姫様の夢 その4
「桜…ごめん」
「それ以上言うな。お前は甘いのだ。その甘い思考が弱さを生む。生半可な優しさなら捨ててしまえ」
「はっ、はい!」
「でなければお前も、私の二の舞になる。佐助を諦められぬと言うのならば、心を強く持て」
ちょ、ちょっと待ってくれ。
アドバイス…だよな?
桜はオレの心配をしてくれてるんだろうけど、内容が意味深で…難解だ。
オレが桜の二の舞に?
佐助さんを諦めないと(その言い方ではオレが佐助さんに惚れているみたいじゃないか)、桜のようになっちゃうって?
「"姫じゃなければ良かった"」
「え?」
「私は…愚かだ。たった一人の男の言葉に殺されてしまった」
浮かべられた笑みは、花のように綺麗で、今にも消え入りそうで…儚かった。
桜の意識が夢の中にあるのは…佐助さんのせいなの?
オレもそうなる可能性があるって言うのか?
…ねえ、聞いたら駄目?
聞いたら桜は悲しむだろうか。
心が、殺されるって…、実際にそんなことが起こり得るんだ。
何をされたら?どんなことを言われたら?
何が、桜をここまで追い詰めたって言うんだよ。
「私はな、お前に全てを委ねてやったのだぞ?お前なら、私以上の桜姫になれる。そう、期待をさせてくれ」
「……、」
今は、そっとしておいた方が、いいのかな。
それはきっと触れられたくない傷だから。
傷口はまだ塞がっていない。
完治するにはまだまだ時間がかかるだろう、チャーリー君の音で癒してあげることが出来たらいいんだけど。

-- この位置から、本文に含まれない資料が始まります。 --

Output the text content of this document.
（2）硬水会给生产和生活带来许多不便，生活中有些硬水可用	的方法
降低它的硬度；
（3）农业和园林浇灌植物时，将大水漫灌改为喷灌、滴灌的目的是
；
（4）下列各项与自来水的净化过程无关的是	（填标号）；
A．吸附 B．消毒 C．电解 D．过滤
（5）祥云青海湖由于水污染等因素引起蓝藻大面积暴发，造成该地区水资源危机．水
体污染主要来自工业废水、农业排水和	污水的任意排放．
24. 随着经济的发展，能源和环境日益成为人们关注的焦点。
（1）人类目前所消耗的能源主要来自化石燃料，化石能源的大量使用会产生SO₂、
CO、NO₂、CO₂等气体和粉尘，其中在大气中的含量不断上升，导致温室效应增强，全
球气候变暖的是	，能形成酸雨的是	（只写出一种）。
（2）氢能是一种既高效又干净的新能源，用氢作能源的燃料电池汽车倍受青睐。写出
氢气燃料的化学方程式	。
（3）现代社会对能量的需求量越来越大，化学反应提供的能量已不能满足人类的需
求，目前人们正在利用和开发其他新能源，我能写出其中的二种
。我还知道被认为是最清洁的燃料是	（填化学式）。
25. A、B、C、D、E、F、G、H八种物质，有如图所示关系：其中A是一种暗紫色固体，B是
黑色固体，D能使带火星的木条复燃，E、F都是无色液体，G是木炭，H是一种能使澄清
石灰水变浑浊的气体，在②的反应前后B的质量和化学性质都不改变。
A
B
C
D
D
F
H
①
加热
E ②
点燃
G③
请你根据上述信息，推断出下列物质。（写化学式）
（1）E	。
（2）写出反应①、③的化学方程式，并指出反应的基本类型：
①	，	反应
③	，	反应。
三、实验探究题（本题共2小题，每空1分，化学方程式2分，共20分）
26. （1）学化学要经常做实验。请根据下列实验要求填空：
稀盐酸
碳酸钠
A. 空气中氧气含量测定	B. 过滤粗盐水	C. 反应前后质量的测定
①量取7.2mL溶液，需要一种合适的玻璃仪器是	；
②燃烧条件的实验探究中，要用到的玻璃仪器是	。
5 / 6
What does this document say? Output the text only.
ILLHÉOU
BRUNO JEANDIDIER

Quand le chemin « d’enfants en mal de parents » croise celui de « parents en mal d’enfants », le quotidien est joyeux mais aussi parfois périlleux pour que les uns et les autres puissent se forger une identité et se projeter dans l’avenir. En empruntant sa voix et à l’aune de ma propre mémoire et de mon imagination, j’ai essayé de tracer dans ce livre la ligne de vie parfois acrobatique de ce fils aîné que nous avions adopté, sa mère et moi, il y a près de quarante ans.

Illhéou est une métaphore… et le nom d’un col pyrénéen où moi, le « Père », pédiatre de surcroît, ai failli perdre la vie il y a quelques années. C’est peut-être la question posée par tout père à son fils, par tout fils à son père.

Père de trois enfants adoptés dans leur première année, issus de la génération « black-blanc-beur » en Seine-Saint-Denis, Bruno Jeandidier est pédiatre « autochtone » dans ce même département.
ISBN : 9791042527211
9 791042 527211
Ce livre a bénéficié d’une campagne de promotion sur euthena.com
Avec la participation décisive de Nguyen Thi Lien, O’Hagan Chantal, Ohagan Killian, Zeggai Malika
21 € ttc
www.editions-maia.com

(オレが佐助さんの傍にいるだけで、それだけで、桜を苦しめてしまう?そうだとしたら…オレは…)
オレは、桜が大事だよ。
桜の一番近くにいるのはオレだ。
桜のことを気にかけるのは、妹と、…さくらと同じ名前だからって理由だけじゃない、本当だ。
だけど、桜と同じくらい、佐助さんのことも…信じていたいんだ。
たとえ佐助さんがオレを疑っていて、桜に酷いことをした本人だとしても。
お願いだから、信じさせてくれよ!
だって、オレにとっての佐助さんは、多分……こちらの世界での母親、なんだ。